Let's plot number of books by each author, with the bars arranged by number of books.

authors %>%
  ggplot(aes(reorder(Author, desc(Books)), Books)) +
  geom_col() +
  theme(axis.text.x = element_text(angle = 90)) +
  xlab("Author")

I could simplify this chart quite a bit by only showing authors with 2 or more books in the set, and also by flipping the axes so author can be read along the side.

authors %>%
  mutate(Author = fct_reorder(Author, desc(Author))) %>%
  filter(Books > 1) %>%
  ggplot(aes(reorder(Author, Books), Books)) +
  geom_col() +
  coord_flip() +
  xlab("Author")

Based on this data, I read the most books by L. Frank Baum (which makes sense, because I made a goal to reread all 14 Oz series books), followed by Terry Pratchett (which makes sense, because I love him). The code above is slightly more complex, because when I use coord_flip(), the author names were displayed in reverse alphabetical order. Using the factor reorder code plus the reorder in ggplot allowed me to display the chart in order by number of books then by author alphabetical order.

We can also plot average rating by author, which can tell me a little more about how much I like particular authors. Let's plot those for any author who contributed at least 2 books to my dataset.

authors %>%
  filter(Books > 1) %>%
  ggplot(aes(Author, AvgRating)) +
  geom_col() +
  scale_x_discrete(labels=function(x){sub("\\s", "\n", x)}) +
  ylab("Average Rating")

I only read 2 books by Ann Patchett, but I rated both of her books as 5, giving her the highest average rating. If I look at one of the authors who contributed more than 2 books, John Scalzi (tied for 3rd most read in 2019) has the highest rating, followed by Terry Pratchett (2nd most read). Obviously, though, I really like any of the authors I read at least 2 books from, because they all have fairly high average ratings. Stephen King is the only one with an average below 4, and that's only because I read Cujo, which I hated (more on that later on in this post).

We can also look at how genre affected ratings.
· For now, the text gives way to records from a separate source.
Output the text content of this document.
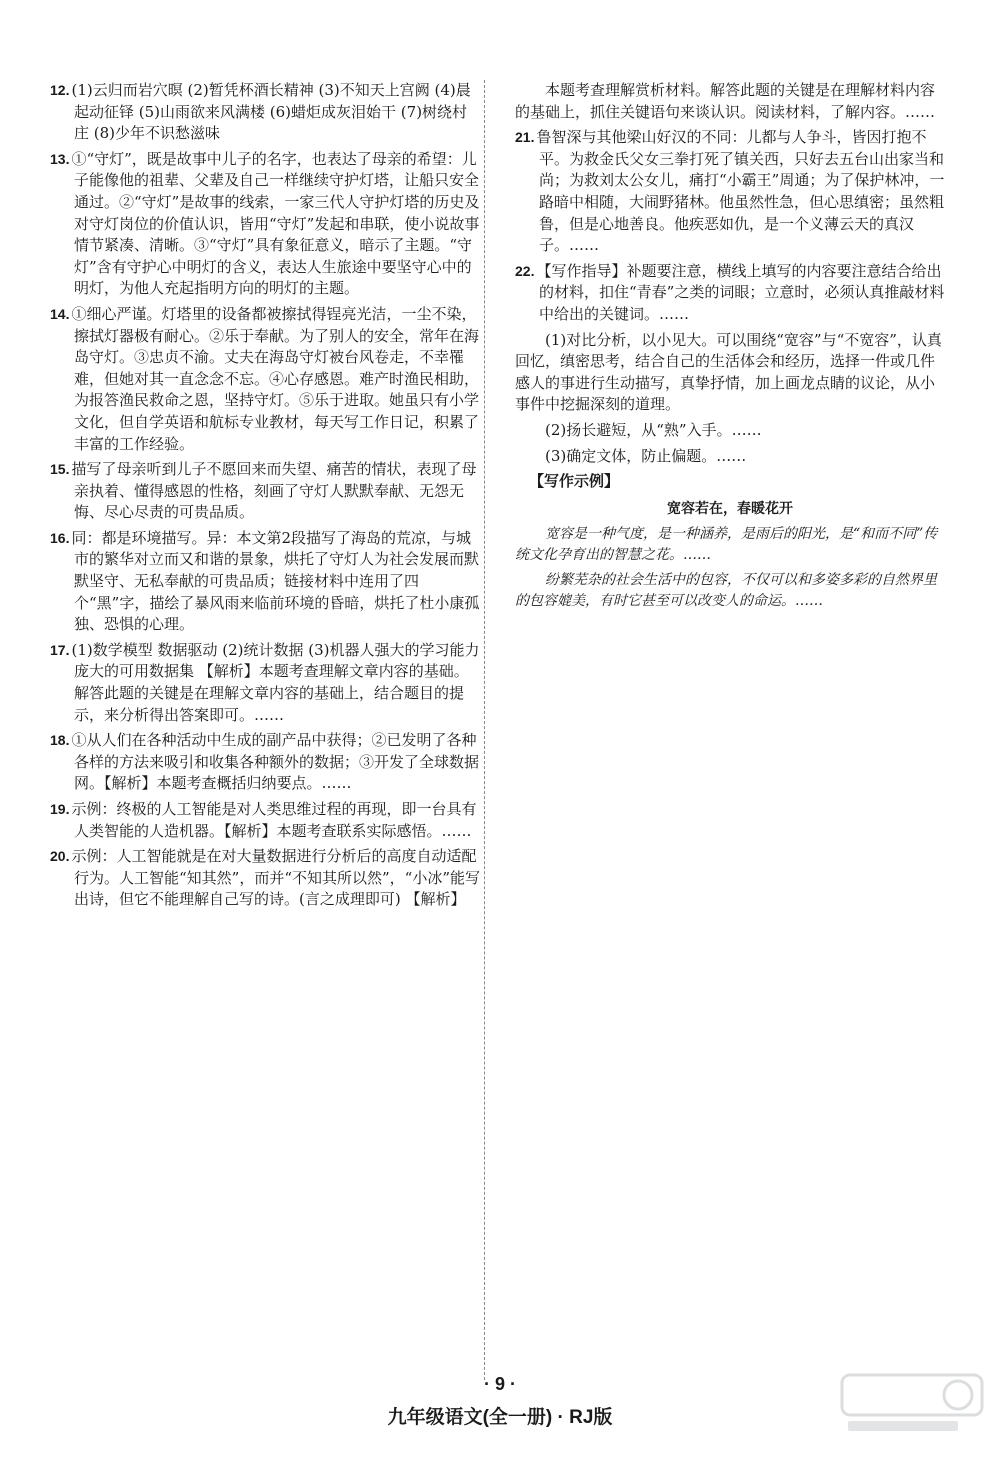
12. (1)云归而岩穴暝 (2)暂凭杯酒长精神 (3)不知天上宫阙 (4)晨起动征铎 (5)山雨欲来风满楼 (6)蜡炬成灰泪始干 (7)树绕村庄 (8)少年不识愁滋味

13. ①“守灯”，既是故事中儿子的名字，也表达了母亲的希望：儿子能像他的祖辈、父辈及自己一样继续守护灯塔，让船只安全通过。②“守灯”是故事的线索，一家三代人守护灯塔的历史及对守灯岗位的价值认识，皆用“守灯”发起和串联，使小说故事情节紧凑、清晰。③“守灯”具有象征意义，暗示了主题。“守灯”含有守护心中明灯的含义，表达人生旅途中要坚守心中的明灯，为他人充起指明方向的明灯的主题。

14. ①细心严谨。灯塔里的设备都被擦拭得锃亮光洁，一尘不染，擦拭灯器极有耐心。②乐于奉献。为了别人的安全，常年在海岛守灯。③忠贞不渝。丈夫在海岛守灯被台风卷走，不幸罹难，但她对其一直念念不忘。④心存感恩。难产时渔民相助，为报答渔民救命之恩，坚持守灯。⑤乐于进取。她虽只有小学文化，但自学英语和航标专业教材，每天写工作日记，积累了丰富的工作经验。

15. 描写了母亲听到儿子不愿回来而失望、痛苦的情状，表现了母亲执着、懂得感恩的性格，刻画了守灯人默默奉献、无怨无悔、尽心尽责的可贵品质。

16. 同：都是环境描写。异：本文第2段描写了海岛的荒凉，与城市的繁华对立而又和谐的景象，烘托了守灯人为社会发展而默默坚守、无私奉献的可贵品质；链接材料中连用了四个“黑”字，描绘了暴风雨来临前环境的昏暗，烘托了杜小康孤独、恐惧的心理。

17. (1)数学模型 数据驱动 (2)统计数据 (3)机器人强大的学习能力 庞大的可用数据集 【解析】本题考查理解文章内容的基础。解答此题的关键是在理解文章内容的基础上，结合题目的提示，来分析得出答案即可。……

18. ①从人们在各种活动中生成的副产品中获得；②已发明了各种各样的方法来吸引和收集各种额外的数据；③开发了全球数据网。【解析】本题考查概括归纳要点。……

19. 示例：终极的人工智能是对人类思维过程的再现，即一台具有人类智能的人造机器。【解析】本题考查联系实际感悟。……

20. 示例：人工智能就是在对大量数据进行分析后的高度自动适配行为。人工智能“知其然”，而并“不知其所以然”，“小冰”能写出诗，但它不能理解自己写的诗。(言之成理即可) 【解析】

本题考查理解赏析材料。解答此题的关键是在理解材料内容的基础上，抓住关键语句来谈认识。阅读材料，了解内容。……

21. 鲁智深与其他梁山好汉的不同：儿都与人争斗，皆因打抱不平。为救金氏父女三拳打死了镇关西，只好去五台山出家当和尚；为救刘太公女儿，痛打“小霸王”周通；为了保护林冲，一路暗中相随，大闹野猪林。他虽然性急，但心思缜密；虽然粗鲁，但是心地善良。他疾恶如仇，是一个义薄云天的真汉子。……

22. 【写作指导】补题要注意，横线上填写的内容要注意结合给出的材料，扣住“青春”之类的词眼；立意时，必须认真推敲材料中给出的关键词。……

(1)对比分析，以小见大。可以围绕“宽容”与“不宽容”，认真回忆，缜密思考，结合自己的生活体会和经历，选择一件或几件感人的事进行生动描写，真挚抒情，加上画龙点睛的议论，从小事件中挖掘深刻的道理。

(2)扬长避短，从“熟”入手。……

(3)确定文体，防止偏题。……

【写作示例】

宽容若在，春暖花开

宽容是一种气度，是一种涵养，是雨后的阳光，是“和而不同”传统文化孕育出的智慧之花。……

纷繁芜杂的社会生活中的包容，不仅可以和多姿多彩的自然界里的包容媲美，有时它甚至可以改变人的命运。……

· 9 ·
九年级语文(全一册) · RJ版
Using the genre labels I generated before, let's plot average rating.

genre <- reads2019 %>%
  group_by(Fiction, Childrens, Fantasy, SciFi, Mystery) %>%
  summarise(Books = n(),
            AvgRating = mean(MyRating)) %>%
  bind_cols(Genre = c("Non-Fiction",
           "General Fiction",
           "Mystery",
           "Science Fiction",
           "Fantasy",
           "Fantasy Sci-Fi",
           "Children's Fiction",
           "Children's Fantasy"))

genre %>%
  ggplot(aes(reorder(Genre, desc(AvgRating)), AvgRating)) +
  geom_col() +
  scale_x_discrete(labels=function(x){sub("\\s", "\n", x)}) +
  xlab("Genre") +
  ylab("Average Rating")

Based on this plot, my favorite genres appear to be fantasy, sci-fi, and especially books with elements of both. No surprises here.

Let's dig into ratings on individual books. In my filter post, I identified the 25 books I liked the most (i.e., gave them a 5-star rating). What about the books I disliked? The lowest rating I gave was a 2, but it's safe to say I hated those books. And I also probably didn't like the books I rated as 3.
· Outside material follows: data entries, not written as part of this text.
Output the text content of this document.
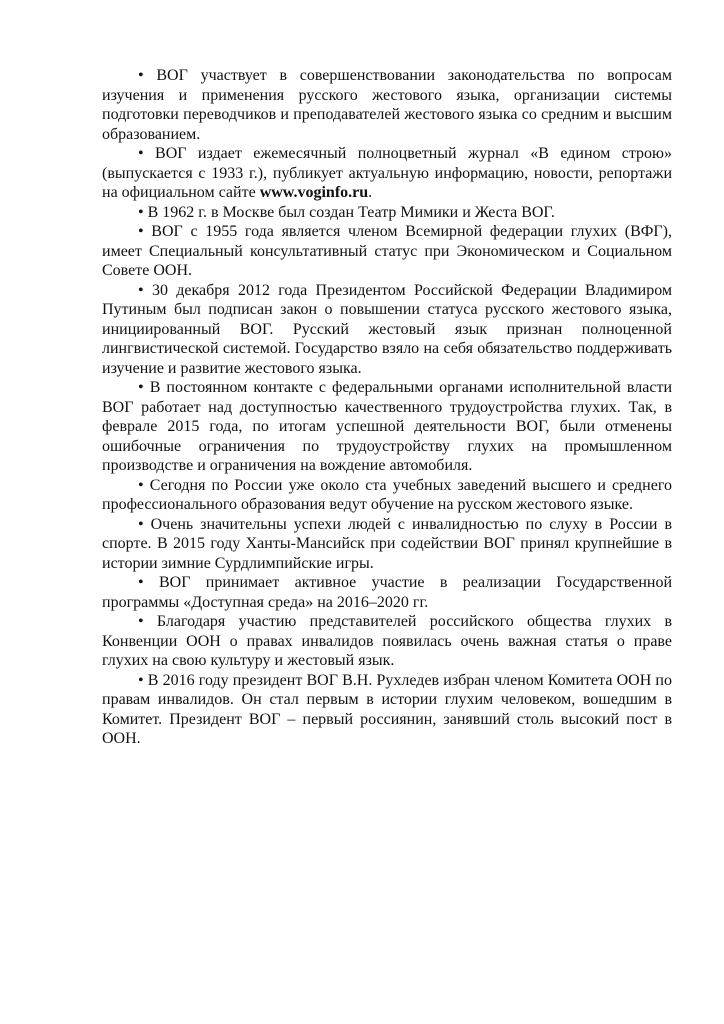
• ВОГ участвует в совершенствовании законодательства по вопросам изучения и применения русского жестового языка, организации системы подготовки переводчиков и преподавателей жестового языка со средним и высшим образованием.

• ВОГ издает ежемесячный полноцветный журнал «В едином строю» (выпускается с 1933 г.), публикует актуальную информацию, новости, репортажи на официальном сайте www.voginfo.ru.

• В 1962 г. в Москве был создан Театр Мимики и Жеста ВОГ.

• ВОГ с 1955 года является членом Всемирной федерации глухих (ВФГ), имеет Специальный консультативный статус при Экономическом и Социальном Совете ООН.

• 30 декабря 2012 года Президентом Российской Федерации Владимиром Путиным был подписан закон о повышении статуса русского жестового языка, инициированный ВОГ. Русский жестовый язык признан полноценной лингвистической системой. Государство взяло на себя обязательство поддерживать изучение и развитие жестового языка.

• В постоянном контакте с федеральными органами исполнительной власти ВОГ работает над доступностью качественного трудоустройства глухих. Так, в феврале 2015 года, по итогам успешной деятельности ВОГ, были отменены ошибочные ограничения по трудоустройству глухих на промышленном производстве и ограничения на вождение автомобиля.

• Сегодня по России уже около ста учебных заведений высшего и среднего профессионального образования ведут обучение на русском жестового языке.

• Очень значительны успехи людей с инвалидностью по слуху в России в спорте. В 2015 году Ханты-Мансийск при содействии ВОГ принял крупнейшие в истории зимние Сурдлимпийские игры.

• ВОГ принимает активное участие в реализации Государственной программы «Доступная среда» на 2016–2020 гг.

• Благодаря участию представителей российского общества глухих в Конвенции ООН о правах инвалидов появилась очень важная статья о праве глухих на свою культуру и жестовый язык.

• В 2016 году президент ВОГ В.Н. Рухледев избран членом Комитета ООН по правам инвалидов. Он стал первым в истории глухим человеком, вошедшим в Комитет. Президент ВОГ – первый россиянин, занявший столь высокий пост в ООН.
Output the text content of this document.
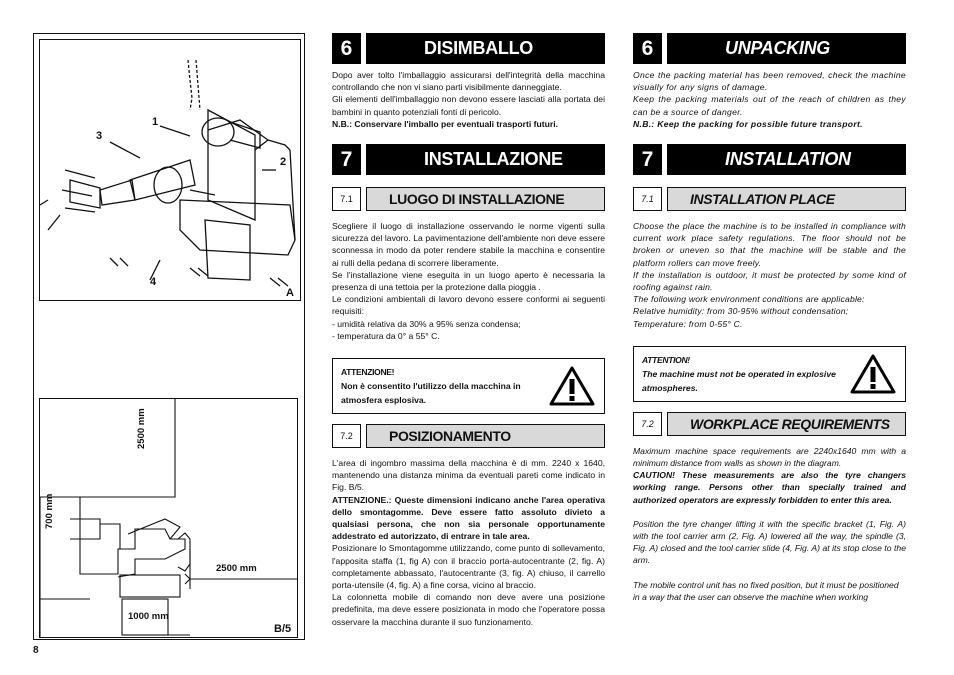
1
2
3
4
A
2500 mm
700 mm
2500 mm
1000 mm
B/5
8
6	DISIMBALLO

Dopo aver tolto l'imballaggio assicurarsi dell'integrità della macchina controllando che non vi siano parti visibilmente danneggiate.

Gli elementi dell'imballaggio non devono essere lasciati alla portata dei bambini in quanto potenziali fonti di pericolo.

N.B.: Conservare l'imballo per eventuali trasporti futuri.

7	INSTALLAZIONE
7.1	LUOGO DI INSTALLAZIONE

Scegliere il luogo di installazione osservando le norme vigenti sulla sicurezza del lavoro. La pavimentazione dell'ambiente non deve essere sconnessa in modo da poter rendere stabile la macchina e consentire ai rulli della pedana di scorrere liberamente.

Se l'installazione viene eseguita in un luogo aperto è necessaria la presenza di una tettoia per la protezione dalla pioggia .

Le condizioni ambientali di lavoro devono essere conformi ai seguenti requisiti:

- umidità relativa da 30% a 95% senza condensa;

- temperatura da 0° a 55° C.

ATTENZIONE!
Non è consentito l'utilizzo della macchina in atmosfera esplosiva.
7.2	POSIZIONAMENTO

L'area di ingombro massima della macchina è di mm. 2240 x 1640, mantenendo una distanza minima da eventuali pareti come indicato in Fig. B/5.

ATTENZIONE.: Queste dimensioni indicano anche l'area operativa dello smontagomme. Deve essere fatto assoluto divieto a qualsiasi persona, che non sia personale opportunamente addestrato ed autorizzato, di entrare in tale area.

Posizionare lo Smontagomme utilizzando, come punto di sollevamento, l'apposita staffa (1, fig A) con il braccio porta-autocentrante (2, fig. A) completamente abbassato, l'autocentrante (3, fig. A) chiuso, il carrello porta-utensile (4, fig. A) a fine corsa, vicino al braccio.

La colonnetta mobile di comando non deve avere una posizione predefinita, ma deve essere posizionata in modo che l'operatore possa osservare la macchina durante il suo funzionamento.

6	UNPACKING

Once the packing material has been removed, check the machine visually for any signs of damage.

Keep the packing materials out of the reach of children as they can be a source of danger.

N.B.: Keep the packing for possible future transport.

7	INSTALLATION
7.1	INSTALLATION PLACE

Choose the place the machine is to be installed in compliance with current work place safety regulations. The floor should not be broken or uneven so that the machine will be stable and the platform rollers can move freely.

If the installation is outdoor, it must be protected by some kind of roofing against rain.

The following work environment conditions are applicable:

Relative humidity: from 30-95% without condensation;

Temperature: from 0-55° C.

ATTENTION!
The machine must not be operated in explosive atmospheres.
7.2	WORKPLACE REQUIREMENTS

Maximum machine space requirements are 2240x1640 mm with a minimum distance from walls as shown in the diagram.

CAUTION! These measurements are also the tyre changers working range. Persons other than specially trained and authorized operators are expressly forbidden to enter this area.

Position the tyre changer lifting it with the specific bracket (1, Fig. A) with the tool carrier arm (2, Fig. A) lowered all the way, the spindle (3, Fig. A) closed and the tool carrier slide (4, Fig. A) at its stop close to the arm.

The mobile control unit has no fixed position, but it must be positioned in a way that the user can observe the machine when working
lowratings <- reads2019 %>%
  filter(MyRating <= 3) %>%
  mutate(Rating = case_when(MyRating == 2 ~ "Hated",
                   MyRating == 3 ~ "Disliked")) %>%
  arrange(desc(MyRating), Author) %>%
  select(Title, Author, Rating)

library(expss)

## 
## Attaching package: 'expss'

## The following objects are masked from 'package:stringr':
## 
##     fixed, regex

## The following objects are masked from 'package:dplyr':
## 
##     between, compute, contains, first, last, na_if, recode, vars

## The following objects are masked from 'package:purrr':
## 
##     keep, modify, modify_if, transpose

## The following objects are masked from 'package:tidyr':
## 
##     contains, nest

## The following object is masked from 'package:ggplot2':
## 
##     vars

as.etable(lowratings, rownames_as_row_labels = FALSE)

Title	Author	Rating
The Scarecrow of Oz (Oz, #9)	Baum, L. Frank	Disliked
The Tin Woodman of Oz (Oz, #12)	Baum, L. Frank	Disliked
Herself Surprised	Cary, Joyce	Disliked
The 5 Love Languages: The Secret to Love That Lasts	Chapman, Gary	Disliked
Boundaries: When to Say Yes, How to Say No to Take Control of Your Life	Cloud, Henry	Disliked
Summerdale	Collins, David Jay	Disliked
When We Were Orphans	Ishiguro, Kazuo	Disliked
Bird Box (Bird Box, #1)	Malerman, Josh	Disliked
Oz in Perspective: Magic and Myth in the L. Frank Baum Books	Tuerk, Richard	Disliked
Cujo	King, Stephen	Hated
Just Evil (Evil Secrets Trilogy, #1)	McKeehan, Vickie	Hated

I'm a little surprised at some of this, because several books I rated as 3 I liked and only a few I legitimately didn't like. The 2 books I rated as 2 I really did hate, and probably should have rated as 1 instead. So based on my new understanding of how I've been using (misusing) those ratings, I'd probably update 3 ratings.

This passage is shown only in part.